Si j’étais chez vous, je partirais:

> A Bâle (Wurm, me 12) pour y écouter Sourdurent, étonnant mélange entre expérimentations et traditions musicales occitanes. On pourra également les écouter le lendemain au Bourg de Lausanne.

-> A Genève (Cave 12, même soir) pour y écouter ARLT, combo de chansons bricolées et bruitistes dans lequel on retrouve, entre autres, Eloïse Decazes et Clément Vercelleto, d’Orgue Agnès.
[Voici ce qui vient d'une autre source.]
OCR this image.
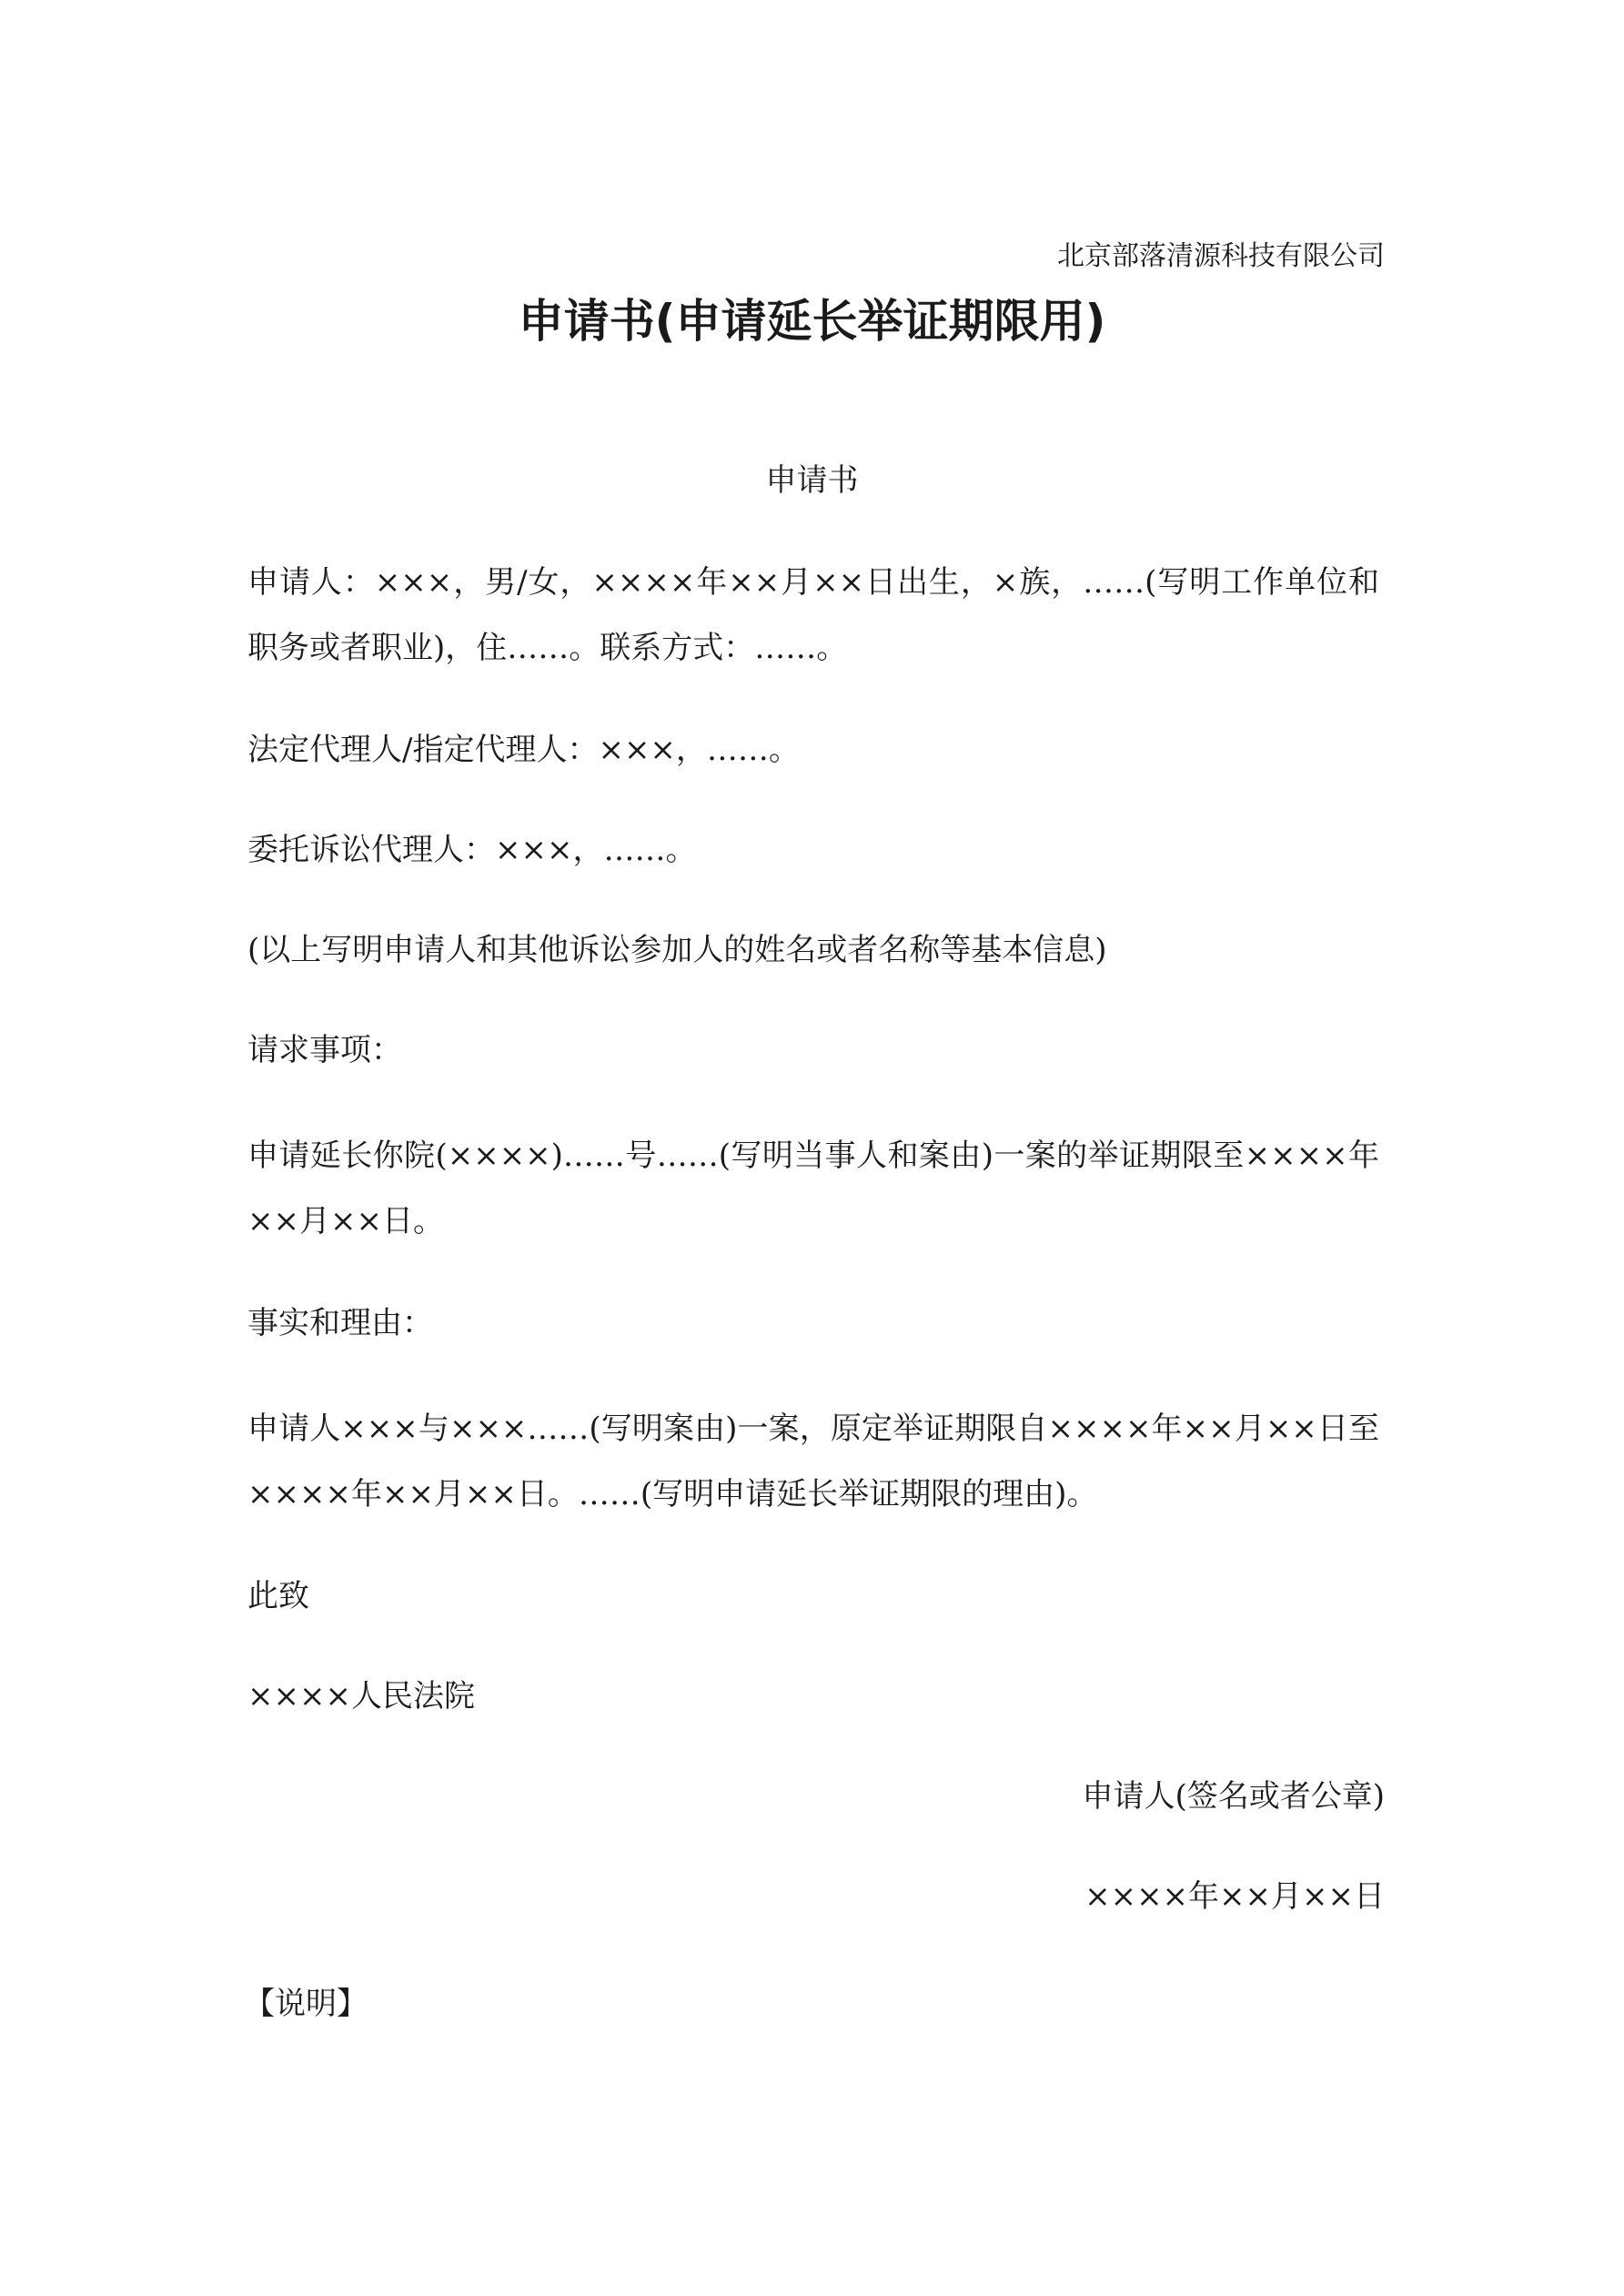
北京部落清源科技有限公司
申请书(申请延长举证期限用)
申请书
申请人：×××，男/女，××××年××月××日出生，×族，……(写明工作单位和职务或者职业)，住……。联系方式：……。
法定代理人/指定代理人：×××，……。
委托诉讼代理人：×××，……。
(以上写明申请人和其他诉讼参加人的姓名或者名称等基本信息)
请求事项：
申请延长你院(××××)……号……(写明当事人和案由)一案的举证期限至××××年××月××日。
事实和理由：
申请人×××与×××……(写明案由)一案，原定举证期限自××××年××月××日至××××年××月××日。……(写明申请延长举证期限的理由)。
此致
××××人民法院
申请人(签名或者公章)
××××年××月××日
【说明】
-> A Bienne (Lokal-Int, je 13) pour y écouter Juliette Volcler. Cette chercheuse et essayiste française, auteure entre autres de Le son comme arme, les usages policiers et militaires du son (La Découverte, 2011), proposera un parcours commenté sur la thématique des «Barrières sonores dans l’espace public».
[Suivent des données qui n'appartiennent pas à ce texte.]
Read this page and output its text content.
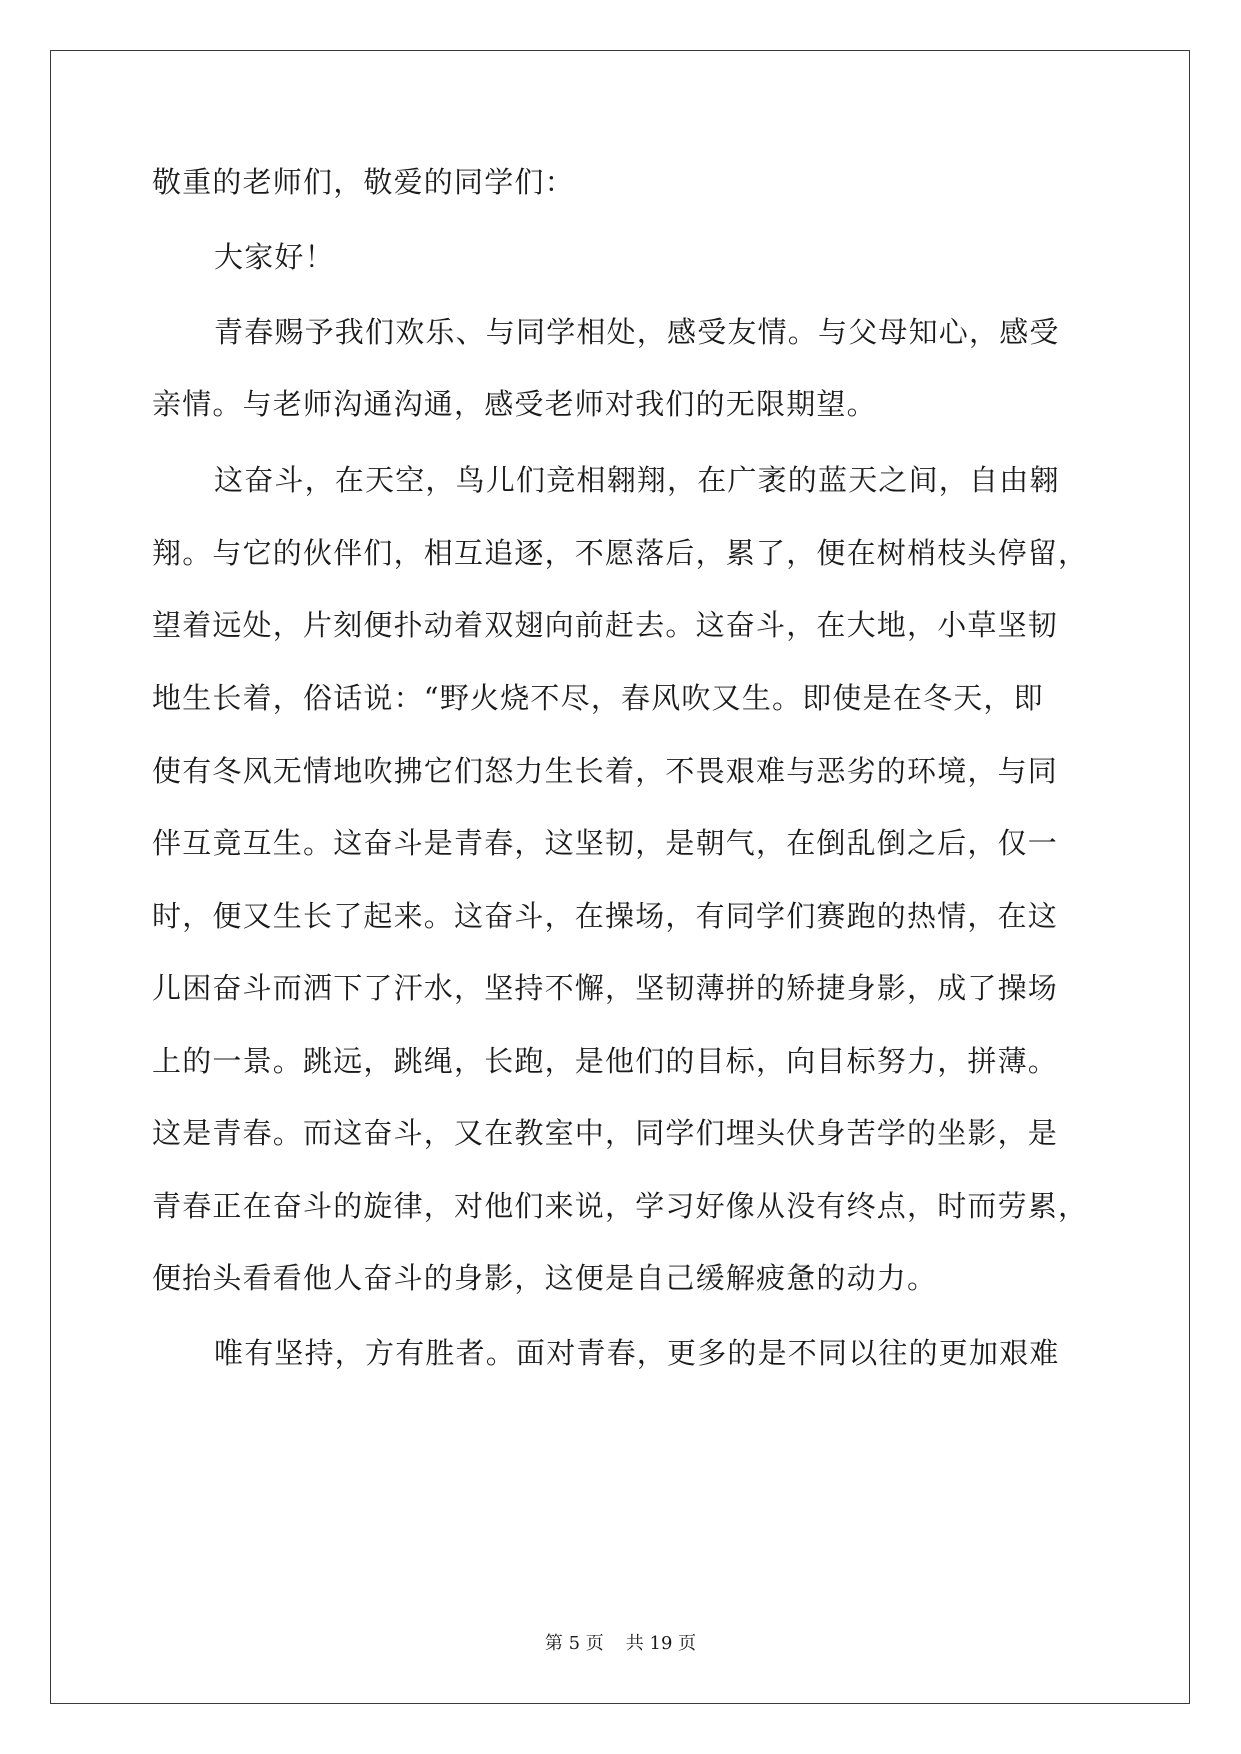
敬重的老师们，敬爱的同学们：
大家好！
青春赐予我们欢乐、与同学相处，感受友情。与父母知心，感受
亲情。与老师沟通沟通，感受老师对我们的无限期望。
这奋斗，在天空，鸟儿们竞相翱翔，在广袤的蓝天之间，自由翱
翔。与它的伙伴们，相互追逐，不愿落后，累了，便在树梢枝头停留，
望着远处，片刻便扑动着双翅向前赶去。这奋斗，在大地，小草坚韧
地生长着，俗话说：“野火烧不尽，春风吹又生。即使是在冬天，即
使有冬风无情地吹拂它们怒力生长着，不畏艰难与恶劣的环境，与同
伴互竟互生。这奋斗是青春，这坚韧，是朝气，在倒乱倒之后，仅一
时，便又生长了起来。这奋斗，在操场，有同学们赛跑的热情，在这
儿困奋斗而洒下了汗水，坚持不懈，坚韧薄拼的矫捷身影，成了操场
上的一景。跳远，跳绳，长跑，是他们的目标，向目标努力，拼薄。
这是青春。而这奋斗，又在教室中，同学们埋头伏身苦学的坐影，是
青春正在奋斗的旋律，对他们来说，学习好像从没有终点，时而劳累，
便抬头看看他人奋斗的身影，这便是自己缓解疲惫的动力。
唯有坚持，方有胜者。面对青春，更多的是不同以往的更加艰难
第 5 页 共 19 页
-> A Martigny (Caves du Manoir, même jour), pour y écouter Herod, un bel exemple de metal lourd et articulé. Leur Sombre Dessein (Pelagic Records, 2019) reste une claque. On pourra les réécouter le lendemain au SAS de Delémont.

-> A Yverdon (Librairie L’Etage, même jour) pour y écouter Matthieu Mégevand lisant son dernier livre, Lautrec, avec une mise en musique d’Emilie Zoé.

-> A Genève (Alhambar, même jour, dans le cadre d’Antigel) pour y écouter Jeff Mills et Tony Allen. Le premier est le pape incontesté de la techno de Detroit, le second, derrière sa batterie, inventa l’afrobeat avec Fela : c’est un mariage de légendes. On notera que la première partie sera assurée par Amami, superbe odyssée afro-dub – écoutez leur album Giant (Bongo Joe, 2019), ça transporte. On pourra réécouter ces derniers le ve 21 à la Case à Chocs de Neuchâtel.

-> A Berne (Dampfzentrale, même soir) pour y écouter Bit-Tuner y présenter EXO, son nouvel album publié chez -OUS. Une belle merveille d’electronica élégiaque.

-> A Genève (Caserne des Vernets, ve 14, dans le cadre d’Antigel) pour y écouter Helena Hauff, de l’electro faussement old school et carrée bien comme il faut.

-> A Lausanne (D ! Club, même soir), pour y écouter Recondite. Une techno léchée, aux sonorités souvent tubulaires.

-> A Porrentruy (Le Sauvage, même soir) pour y écouter les détournements de caisse claire de Pascal Lopinat et le hip hop (au sens que Pierre Schaeffer donnait à ce terme) d’Abstral Compost.

-> A Genève (Cave 12, di 16) pour écouter Joke Lanz & Jonas Kocher: le premier brutalisera des platines, le second sera à l’accordéon, on peut attendre beaucoup de choses de cette rencontre surréaliste.

-> A Genève (Cave 12 toujours, me 19), pour y écouter la première création commune de Thomas Ankersmit (un homme qui en sait passablement en matière de déflagrations) et des solistes de l’Ensemble Contrechamps.

-> A Genève encore (Le Zoo, je 20) pour y écouter Subhead, l’un des grands maîtres incontestés de la techno déviante de Brighton. On notera qu’il sera accompagné d’une équipe de Jurassiens membres de la fameuse écurie Mercurochrome : Nino Fight, Darko Stronqvist et Spin-L.

-> A Genève encore, bis (Audio Club, ve 21), pour y écouter Mimetic. Une techno à la fois claire, verreuse et brute.

-> A Genève encore et encore (Duplex/Walden, même soir) pour une soirée organisée par Bisque et centrée sur des synthétiseurs sombres et des rythmes au couteau. Au menu : Rivière de Corps, Leroy Se Meurt, et Sacrifice seul.

-> A Fribourg (Tour vagabonde, sa 22), pour y écouter Derya Yıldırım. Elle joue du baglama (un luth turc), et c’est de toute beauté.

-> A Genève (Le Zoo, même jour) pour y écouter Manu Le Malin. Légende s’il en est de la scène hardcore (on parle de techno) française. Ça va taper.

-> A Martigny (Caves du Manoir, même jour) pour y écouter Hey Satan, trio de stoner aux compositions félines et musculeuses.

-> A Vevey (Studio 603, di 23) pour y écouter Molly, très bel exemple de pop planante, voire carrément extatique.

Philippe Simon

Philippe Simon est chef d'édition au «Temps» et Dr ès Lettres de l'Université de Genève, spécialiste de Rabelais et des littératures de la Renaissance. En marge de cela, il se passionne pour les musiques singulières, curieuses, aventureuses – tous styles confondus. C'est de ces sons qu'on n'entend guère qu'il va vous parler ici.